The omnibus film Bang Bang Alley opens with a ten-minute short with the same title. It concerns a bodyguard named Julie Andrews (Jimmy Santos) enjoying a night at a videoke parlor, when a song from an adjoining room sets him on the path to violence. It’s a stylish little segment that gains much from having Jimmy Santos cast against type. The segment sets the tone for the rest of the movie: stories that examine people caught in the middle of bursts of sudden violence. Like the segment itself, the rest of the movie is a little uneven. But there is plenty of style to go around.
Yan Yuzon directs Aso’t Pusa’t Daga. Jing (Bela Padilla) is a reporter that managed to live through a massacre. She’s chilling in a safehouse, waiting for her chance to testify against the mastermind behind the massacre, Governor Fabella (Joel Torre). The story is interesting in that it presents shades of gray to an issue that most would consider black and white. And it’s got enough talent in the acting department to actually let that argument play out in a compelling way, despite being delivered through long conversations. The segment does struggle to find a satisfying conclusion, the plotting in its back half feeling a tad clunky. But the segment does present a conversation worth listening in on.

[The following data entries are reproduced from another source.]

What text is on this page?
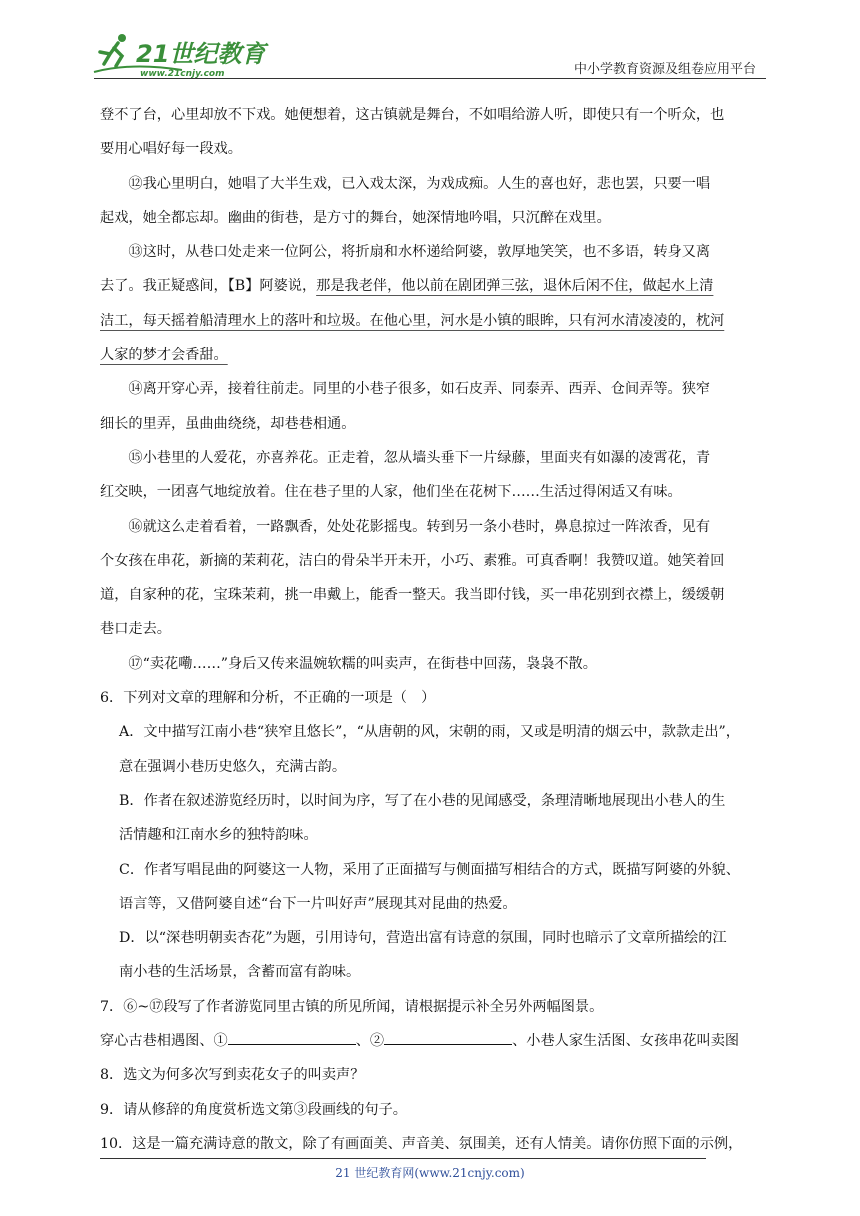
21世纪教育
www.21cnjy.com	中小学教育资源及组卷应用平台

登不了台，心里却放不下戏。她便想着，这古镇就是舞台，不如唱给游人听，即使只有一个听众，也
要用心唱好每一段戏。

⑫我心里明白，她唱了大半生戏，已入戏太深，为戏成痴。人生的喜也好，悲也罢，只要一唱
起戏，她全都忘却。幽曲的街巷，是方寸的舞台，她深情地吟唱，只沉醉在戏里。

⑬这时，从巷口处走来一位阿公，将折扇和水杯递给阿婆，敦厚地笑笑，也不多语，转身又离
去了。我正疑惑间，【B】阿婆说，那是我老伴，他以前在剧团弹三弦，退休后闲不住，做起水上清
洁工，每天摇着船清理水上的落叶和垃圾。在他心里，河水是小镇的眼眸，只有河水清凌凌的，枕河
人家的梦才会香甜。

⑭离开穿心弄，接着往前走。同里的小巷子很多，如石皮弄、同泰弄、西弄、仓间弄等。狭窄
细长的里弄，虽曲曲绕绕，却巷巷相通。

⑮小巷里的人爱花，亦喜养花。正走着，忽从墙头垂下一片绿藤，里面夹有如瀑的凌霄花，青
红交映，一团喜气地绽放着。住在巷子里的人家，他们坐在花树下……生活过得闲适又有味。

⑯就这么走着看着，一路飘香，处处花影摇曳。转到另一条小巷时，鼻息掠过一阵浓香，见有
个女孩在串花，新摘的茉莉花，洁白的骨朵半开未开，小巧、素雅。可真香啊！我赞叹道。她笑着回
道，自家种的花，宝珠茉莉，挑一串戴上，能香一整天。我当即付钱，买一串花别到衣襟上，缓缓朝
巷口走去。

⑰“卖花嘞……”身后又传来温婉软糯的叫卖声，在街巷中回荡，袅袅不散。

6．下列对文章的理解和分析，不正确的一项是（　）

A．文中描写江南小巷“狭窄且悠长”，“从唐朝的风，宋朝的雨，又或是明清的烟云中，款款走出”，
意在强调小巷历史悠久，充满古韵。

B．作者在叙述游览经历时，以时间为序，写了在小巷的见闻感受，条理清晰地展现出小巷人的生
活情趣和江南水乡的独特韵味。

C．作者写唱昆曲的阿婆这一人物，采用了正面描写与侧面描写相结合的方式，既描写阿婆的外貌、
语言等，又借阿婆自述“台下一片叫好声”展现其对昆曲的热爱。

D．以“深巷明朝卖杏花”为题，引用诗句，营造出富有诗意的氛围，同时也暗示了文章所描绘的江
南小巷的生活场景，含蓄而富有韵味。

7．⑥~⑰段写了作者游览同里古镇的所见所闻，请根据提示补全另外两幅图景。
穿心古巷相遇图、①	、②	、小巷人家生活图、女孩串花叫卖图

8．选文为何多次写到卖花女子的叫卖声？

9．请从修辞的角度赏析选文第③段画线的句子。

10．这是一篇充满诗意的散文，除了有画面美、声音美、氛围美，还有人情美。请你仿照下面的示例，

21 世纪教育网(www.21cnjy.com)
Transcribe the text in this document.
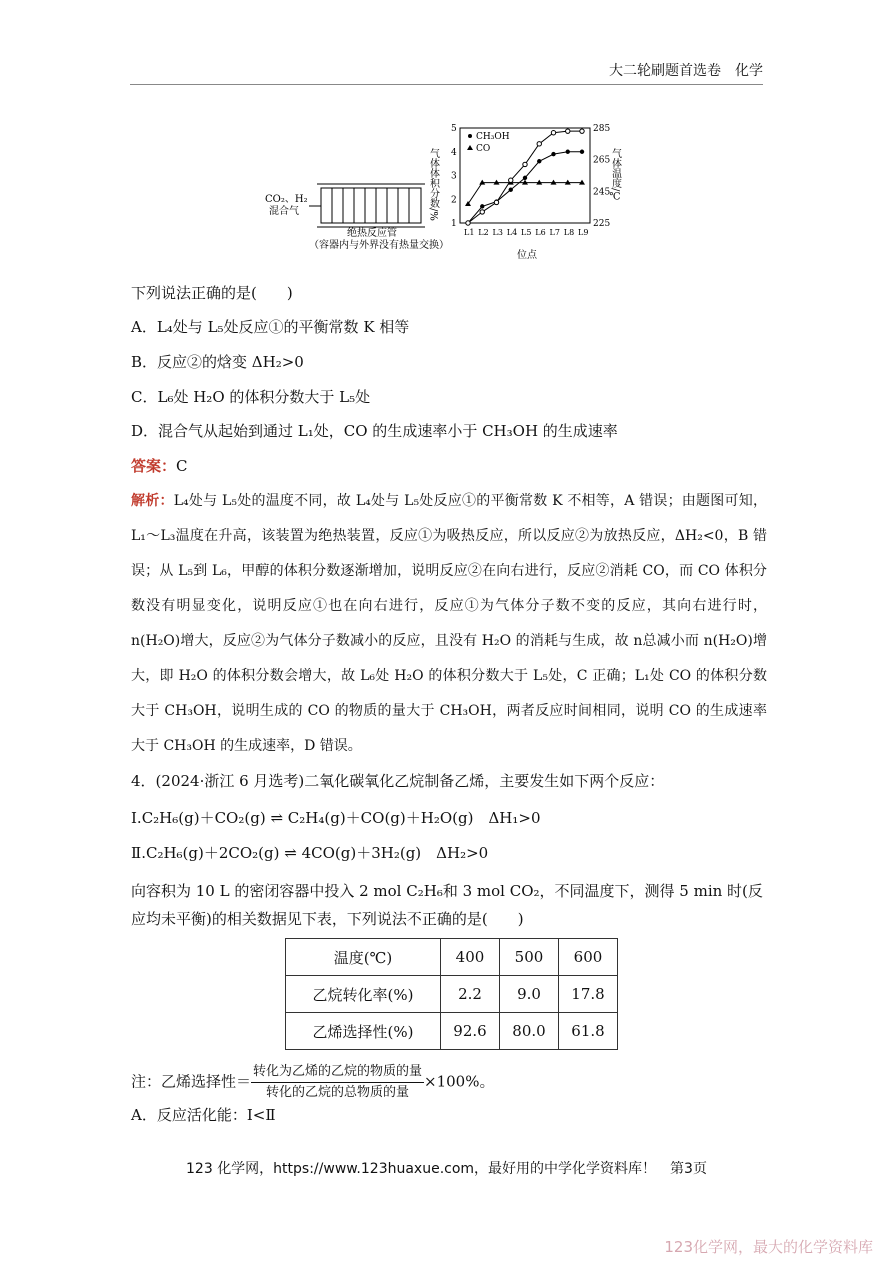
大二轮刷题首选卷　化学
CO₂、H₂
混合气
绝热反应管
（容器内与外界没有热量交换）
气体体积分数/%	气体温度/℃
L1 L2 L3 L4 L5 L6 L7 L8 L9
1
2
3
4
5
225
245
265
285
CH₃OH
CO
位点
下列说法正确的是(　　)
A．L₄处与 L₅处反应①的平衡常数 K 相等
B．反应②的焓变 ΔH₂>0
C．L₆处 H₂O 的体积分数大于 L₅处
D．混合气从起始到通过 L₁处，CO 的生成速率小于 CH₃OH 的生成速率
答案：C
解析：L₄处与 L₅处的温度不同，故 L₄处与 L₅处反应①的平衡常数 K 不相等，A 错误；由题图可知，L₁～L₃温度在升高，该装置为绝热装置，反应①为吸热反应，所以反应②为放热反应，ΔH₂<0，B 错误；从 L₅到 L₆，甲醇的体积分数逐渐增加，说明反应②在向右进行，反应②消耗 CO，而 CO 体积分数没有明显变化，说明反应①也在向右进行，反应①为气体分子数不变的反应，其向右进行时，n(H₂O)增大，反应②为气体分子数减小的反应，且没有 H₂O 的消耗与生成，故 n总减小而 n(H₂O)增大，即 H₂O 的体积分数会增大，故 L₆处 H₂O 的体积分数大于 L₅处，C 正确；L₁处 CO 的体积分数大于 CH₃OH，说明生成的 CO 的物质的量大于 CH₃OH，两者反应时间相同，说明 CO 的生成速率大于 CH₃OH 的生成速率，D 错误。
4．(2024·浙江 6 月选考)二氧化碳氧化乙烷制备乙烯，主要发生如下两个反应：
Ⅰ.C₂H₆(g)＋CO₂(g) ⇌ C₂H₄(g)＋CO(g)＋H₂O(g)　ΔH₁>0
Ⅱ.C₂H₆(g)＋2CO₂(g) ⇌ 4CO(g)＋3H₂(g)　ΔH₂>0
向容积为 10 L 的密闭容器中投入 2 mol C₂H₆和 3 mol CO₂，不同温度下，测得 5 min 时(反应均未平衡)的相关数据见下表，下列说法不正确的是(　　)
温度(℃)	400	500	600
乙烷转化率(%)	2.2	9.0	17.8
乙烯选择性(%)	92.6	80.0	61.8
注：乙烯选择性＝ $\frac{\text{转化为乙烯的乙烷的物质的量}}{\text{转化的乙烷的总物质的量}} \times 100\%$。
A．反应活化能：Ⅰ<Ⅱ
123 化学网，https://www.123huaxue.com，最好用的中学化学资料库！　第3页
123化学网，最大的化学资料库
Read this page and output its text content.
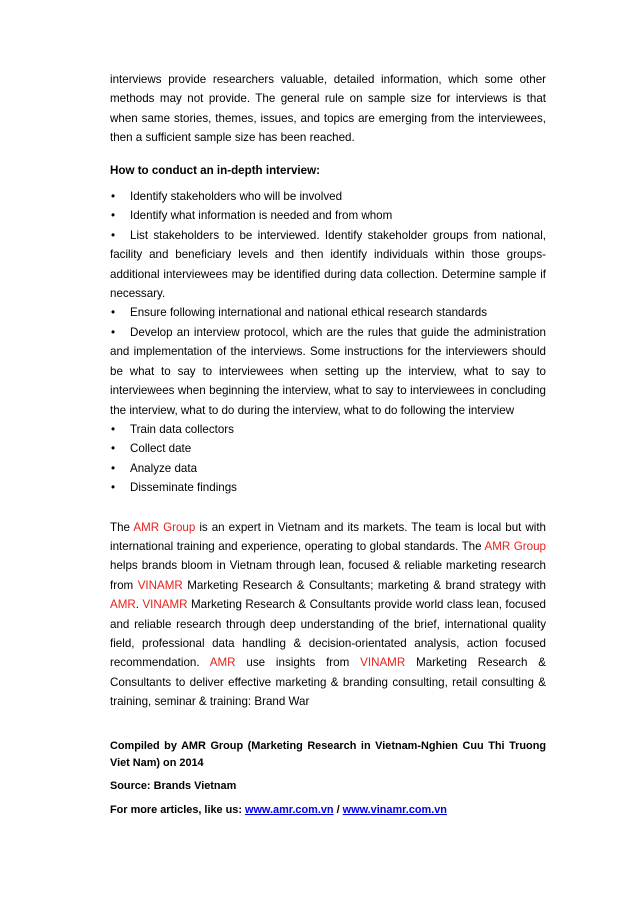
interviews provide researchers valuable, detailed information, which some other methods may not provide. The general rule on sample size for interviews is that when same stories, themes, issues, and topics are emerging from the interviewees, then a sufficient sample size has been reached.

How to conduct an in-depth interview:
• Identify stakeholders who will be involved
• Identify what information is needed and from whom
• List stakeholders to be interviewed. Identify stakeholder groups from national, facility and beneficiary levels and then identify individuals within those groups-additional interviewees may be identified during data collection. Determine sample if necessary.
• Ensure following international and national ethical research standards
• Develop an interview protocol, which are the rules that guide the administration and implementation of the interviews. Some instructions for the interviewers should be what to say to interviewees when setting up the interview, what to say to interviewees when beginning the interview, what to say to interviewees in concluding the interview, what to do during the interview, what to do following the interview
• Train data collectors
• Collect date
• Analyze data
• Disseminate findings

The AMR Group is an expert in Vietnam and its markets. The team is local but with international training and experience, operating to global standards. The AMR Group helps brands bloom in Vietnam through lean, focused & reliable marketing research from VINAMR Marketing Research & Consultants; marketing & brand strategy with AMR. VINAMR Marketing Research & Consultants provide world class lean, focused and reliable research through deep understanding of the brief, international quality field, professional data handling & decision-orientated analysis, action focused recommendation. AMR use insights from VINAMR Marketing Research & Consultants to deliver effective marketing & branding consulting, retail consulting & training, seminar & training: Brand War

Compiled by AMR Group (Marketing Research in Vietnam-Nghien Cuu Thi Truong Viet Nam) on 2014

Source: Brands Vietnam

For more articles, like us: www.amr.com.vn / www.vinamr.com.vn
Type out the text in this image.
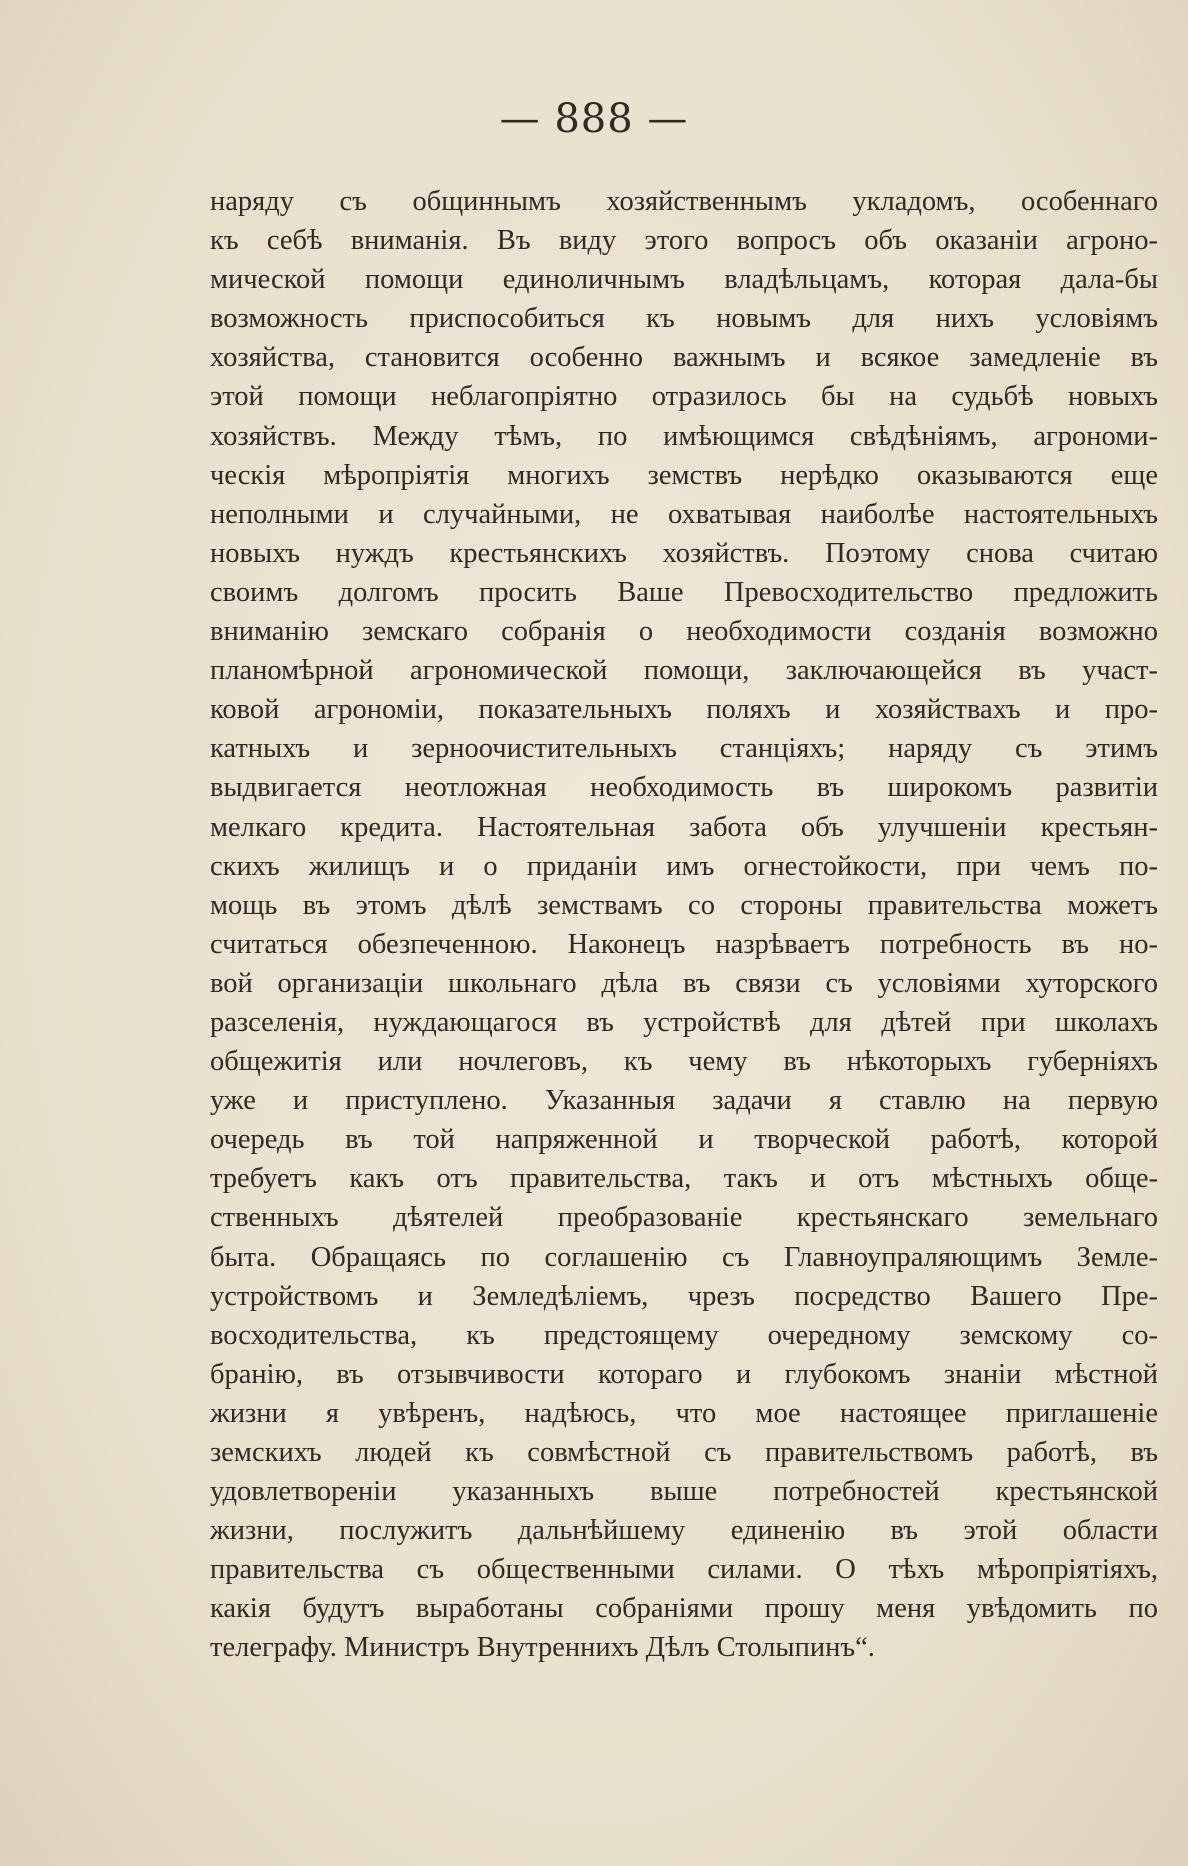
— 888 —
наряду съ общиннымъ хозяйственнымъ укладомъ, особеннаго
къ себѣ вниманія. Въ виду этого вопросъ объ оказаніи агроно-
мической помощи единоличнымъ владѣльцамъ, которая дала-бы
возможность приспособиться къ новымъ для нихъ условіямъ
хозяйства, становится особенно важнымъ и всякое замедленіе въ
этой помощи неблагопріятно отразилось бы на судьбѣ новыхъ
хозяйствъ. Между тѣмъ, по имѣющимся свѣдѣніямъ, агрономи-
ческія мѣропріятія многихъ земствъ нерѣдко оказываются еще
неполными и случайными, не охватывая наиболѣе настоятельныхъ
новыхъ нуждъ крестьянскихъ хозяйствъ. Поэтому снова считаю
своимъ долгомъ просить Ваше Превосходительство предложить
вниманію земскаго собранія о необходимости созданія возможно
планомѣрной агрономической помощи, заключающейся въ участ-
ковой агрономіи, показательныхъ поляхъ и хозяйствахъ и про-
катныхъ и зерноочистительныхъ станціяхъ; наряду съ этимъ
выдвигается неотложная необходимость въ широкомъ развитіи
мелкаго кредита. Настоятельная забота объ улучшеніи крестьян-
скихъ жилищъ и о приданіи имъ огнестойкости, при чемъ по-
мощь въ этомъ дѣлѣ земствамъ со стороны правительства можетъ
считаться обезпеченною. Наконецъ назрѣваетъ потребность въ но-
вой организаціи школьнаго дѣла въ связи съ условіями хуторского
разселенія, нуждающагося въ устройствѣ для дѣтей при школахъ
общежитія или ночлеговъ, къ чему въ нѣкоторыхъ губерніяхъ
уже и приступлено. Указанныя задачи я ставлю на первую
очередь въ той напряженной и творческой работѣ, которой
требуетъ какъ отъ правительства, такъ и отъ мѣстныхъ обще-
ственныхъ дѣятелей преобразованіе крестьянскаго земельнаго
быта. Обращаясь по соглашенію съ Главноупраляющимъ Земле-
устройствомъ и Земледѣліемъ, чрезъ посредство Вашего Пре-
восходительства, къ предстоящему очередному земскому со-
бранію, въ отзывчивости котораго и глубокомъ знаніи мѣстной
жизни я увѣренъ, надѣюсь, что мое настоящее приглашеніе
земскихъ людей къ совмѣстной съ правительствомъ работѣ, въ
удовлетвореніи указанныхъ выше потребностей крестьянской
жизни, послужитъ дальнѣйшему единенію въ этой области
правительства съ общественными силами. О тѣхъ мѣропріятіяхъ,
какія будутъ выработаны собраніями прошу меня увѣдомить по
телеграфу. Министръ Внутреннихъ Дѣлъ Столыпинъ“.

Makina, directed by King Palisoc, is the most satisfying of the segments. Emman (Gabe Mercado) works as a driver for a home service massage company. One night, while off to fetch one of the masseurs, he accidentally runs over an old lady. He tries to carry on as normal, but the event weighs heavy on his mind. And as his personal life falls apart, the added pressure pushes him into unstable territory. This segment features the steady rhythm of a well-oiled genre machine. It opens by lighting a fuse, and invites the audience to watch it burn. Gabe Mercado is terrific playing the lead. One look into his face tells you his relationship with the world, the darkness all bottled up inside of him, just waiting for that fuse to finally run out.
Ely Buendia’s Pusakal has some intriguing ideas in it, but it doesn’t entirely work out. Abbey (Megan Young) is hiding out in a remote location after having shot the scion of a political family. There, she is cared for by Manang (Perla Bautista), a woman whose past isn’t entirely free of incident either. There is some grand statement about Philippine society in here, with two people borne of completely different worlds united through the immediacy that violence inevitably brings. But it all feels a bit clunky. The storytelling just isn’t as clear as it could be. It doesn’t help that this is the segment that features the worst sound.
As a whole, Bang Bang Alley is more than worth a look. Makina is worth the price of admission alone, as it presents a story of violence that isn’t just about people pointing guns at each other. It posits a penchant for brutality that might be latent in any person backed into a corner. The other two segments, while uneven, still present a range of ideas that aren’t very well represented in our current cinema. While somewhat flawed, Bang Bang Alley does shake things up enough to make things interesting.